Unit 2, The Living World: Biodiversity on the AP exam
This unit is 6-8% of the AP exam, so expect steady coverage in both the multiple-choice section and the free-response questions. Biodiversity content shows up in questions that ask you to explain why a diverse ecosystem recovers from disturbance better than a simple one, describe the four ecosystem service categories with examples, and identify whether a scenario shows primary or secondary succession.
- Explain and describe prompts are common. You'll define a level of biodiversity, an ecosystem service, or a type of succession and connect it to a real consequence.
- Stimulus analysis appears when you're given a data table or graph of species counts and asked to compare richness or evenness, or to interpret a diversity index.
- Cause and effect questions ask you to trace how a disruption (habitat loss, an invasive species, a bottleneck) leads to a specific loss of diversity or service.
- Calculation can appear if you're handed species counts and asked to apply or interpret a diversity index, so practice reading those formulas.
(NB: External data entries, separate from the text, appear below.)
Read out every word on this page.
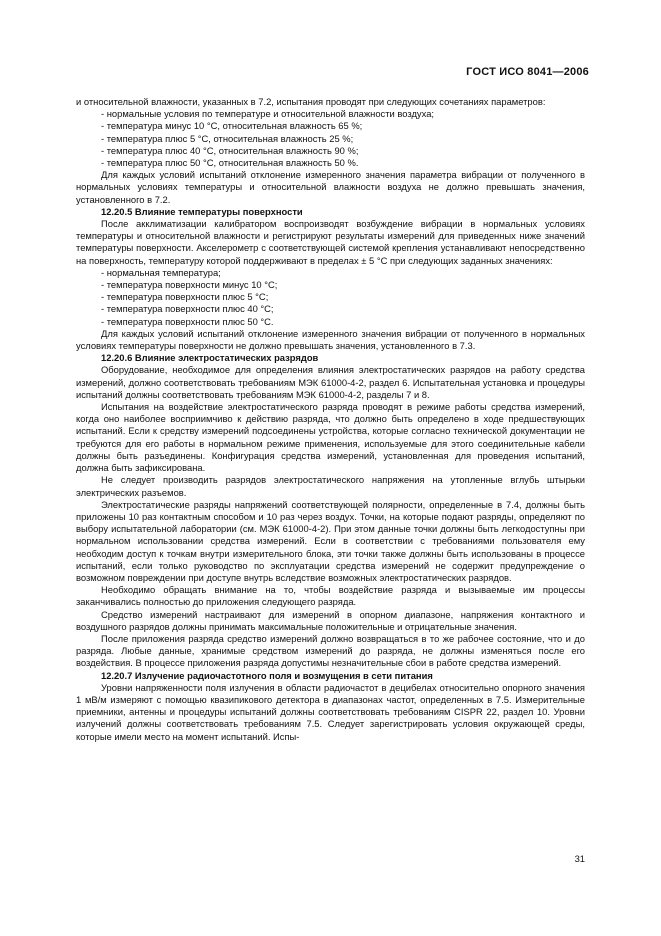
ГОСТ ИСО 8041—2006

и относительной влажности, указанных в 7.2, испытания проводят при следующих сочетаниях параметров:

- нормальные условия по температуре и относительной влажности воздуха;

- температура минус 10 °С, относительная влажность 65 %;

- температура плюс 5 °С, относительная влажность 25 %;

- температура плюс 40 °С, относительная влажность 90 %;

- температура плюс 50 °С, относительная влажность 50 %.

Для каждых условий испытаний отклонение измеренного значения параметра вибрации от полученного в нормальных условиях температуры и относительной влажности воздуха не должно превышать значения, установленного в 7.2.

12.20.5 Влияние температуры поверхности

После акклиматизации калибратором воспроизводят возбуждение вибрации в нормальных условиях температуры и относительной влажности и регистрируют результаты измерений для приведенных ниже значений температуры поверхности. Акселерометр с соответствующей системой крепления устанавливают непосредственно на поверхность, температуру которой поддерживают в пределах ± 5 °С при следующих заданных значениях:

- нормальная температура;

- температура поверхности минус 10 °С;

- температура поверхности плюс 5 °С;

- температура поверхности плюс 40 °С;

- температура поверхности плюс 50 °С.

Для каждых условий испытаний отклонение измеренного значения вибрации от полученного в нормальных условиях температуры поверхности не должно превышать значения, установленного в 7.3.

12.20.6 Влияние электростатических разрядов

Оборудование, необходимое для определения влияния электростатических разрядов на работу средства измерений, должно соответствовать требованиям МЭК 61000-4-2, раздел 6. Испытательная установка и процедуры испытаний должны соответствовать требованиям МЭК 61000-4-2, разделы 7 и 8.

Испытания на воздействие электростатического разряда проводят в режиме работы средства измерений, когда оно наиболее восприимчиво к действию разряда, что должно быть определено в ходе предшествующих испытаний. Если к средству измерений подсоединены устройства, которые согласно технической документации не требуются для его работы в нормальном режиме применения, используемые для этого соединительные кабели должны быть разъединены. Конфигурация средства измерений, установленная для проведения испытаний, должна быть зафиксирована.

Не следует производить разрядов электростатического напряжения на утопленные вглубь штырьки электрических разъемов.

Электростатические разряды напряжений соответствующей полярности, определенные в 7.4, должны быть приложены 10 раз контактным способом и 10 раз через воздух. Точки, на которые подают разряды, определяют по выбору испытательной лаборатории (см. МЭК 61000-4-2). При этом данные точки должны быть легкодоступны при нормальном использовании средства измерений. Если в соответствии с требованиями пользователя ему необходим доступ к точкам внутри измерительного блока, эти точки также должны быть использованы в процессе испытаний, если только руководство по эксплуатации средства измерений не содержит предупреждение о возможном повреждении при доступе внутрь вследствие возможных электростатических разрядов.

Необходимо обращать внимание на то, чтобы воздействие разряда и вызываемые им процессы заканчивались полностью до приложения следующего разряда.

Средство измерений настраивают для измерений в опорном диапазоне, напряжения контактного и воздушного разрядов должны принимать максимальные положительные и отрицательные значения.

После приложения разряда средство измерений должно возвращаться в то же рабочее состояние, что и до разряда. Любые данные, хранимые средством измерений до разряда, не должны изменяться после его воздействия. В процессе приложения разряда допустимы незначительные сбои в работе средства измерений.

12.20.7 Излучение радиочастотного поля и возмущения в сети питания

Уровни напряженности поля излучения в области радиочастот в децибелах относительно опорного значения 1 мВ/м измеряют с помощью квазипикового детектора в диапазонах частот, определенных в 7.5. Измерительные приемники, антенны и процедуры испытаний должны соответствовать требованиям CISPR 22, раздел 10. Уровни излучений должны соответствовать требованиям 7.5. Следует зарегистрировать условия окружающей среды, которые имели место на момент испытаний. Испы-

31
- Strong answers use the exact vocabulary (specialist, generalist, keystone, indicator species, resilience) and tie it to a concrete example rather than staying vague.
Essential questions
- Why does a genetically and species-diverse ecosystem recover from disturbance better than a simple one?
- How do natural disruptions and human disruptions compare in their effects on ecosystems and ecosystem services?
- Why are specialist species, especially on islands, so vulnerable to invasive generalists?
- How do ecosystems rebuild themselves through succession, and what changes in biomass, richness, and productivity along the way?
Key terms to know
- Genetic diversity: the variety of genes within a population, which determines how well it can respond to environmental stressors.
- Species diversity: the number and variety of species in an area; higher diversity means faster recovery from disruption.
- Habitat diversity: the variety of ecosystems and conditions across a region.
- Population bottleneck: a sharp reduction in population size that erases genetic diversity in the survivors.
- Specialist species: a species with narrow habitat or resource needs, vulnerable to change and lost first when habitat degrades.
- Generalist species: a species that tolerates a wide range of conditions and resources, making it more resistant to disruption.
- Ecosystem services: the benefits humans get from nature, grouped as provisioning, regulating, cultural, and supporting.
- Island biogeography: the study of how species colonize islands and form community structures under isolation.
- Invasive species: a non-native, usually generalist species that outcompetes native specialists and reduces diversity.
- Ecological tolerance: the range of conditions an organism or species can endure before injury or death.
- Keystone species: a species whose activities have an outsized effect on community structure.
- Indicator species: a species whose presence, abundance, or condition signals the health of an ecosystem.
- Primary succession: community development on bare surfaces with no existing soil, starting with pioneer species.
- Secondary succession: community regrowth after a disturbance that left the soil intact, which makes it faster.
Common mix-ups
- Primary vs secondary succession: the difference is the soil. Primary starts on bare rock with no soil; secondary follows a disturbance that left soil behind, so it goes faster.
- Keystone vs indicator species: a keystone species holds the community together (remove it and things collapse); an indicator species just signals ecosystem health by being present or absent.
- Specialist vs generalist: specialists have narrow needs and high vulnerability; generalists tolerate a wide range and usually win when conditions change, which is exactly why invasives tend to be generalists.
- Genetic vs species diversity: genetic diversity is variation within one species; species diversity is the count and variety of different species. Both build resilience, but at different levels.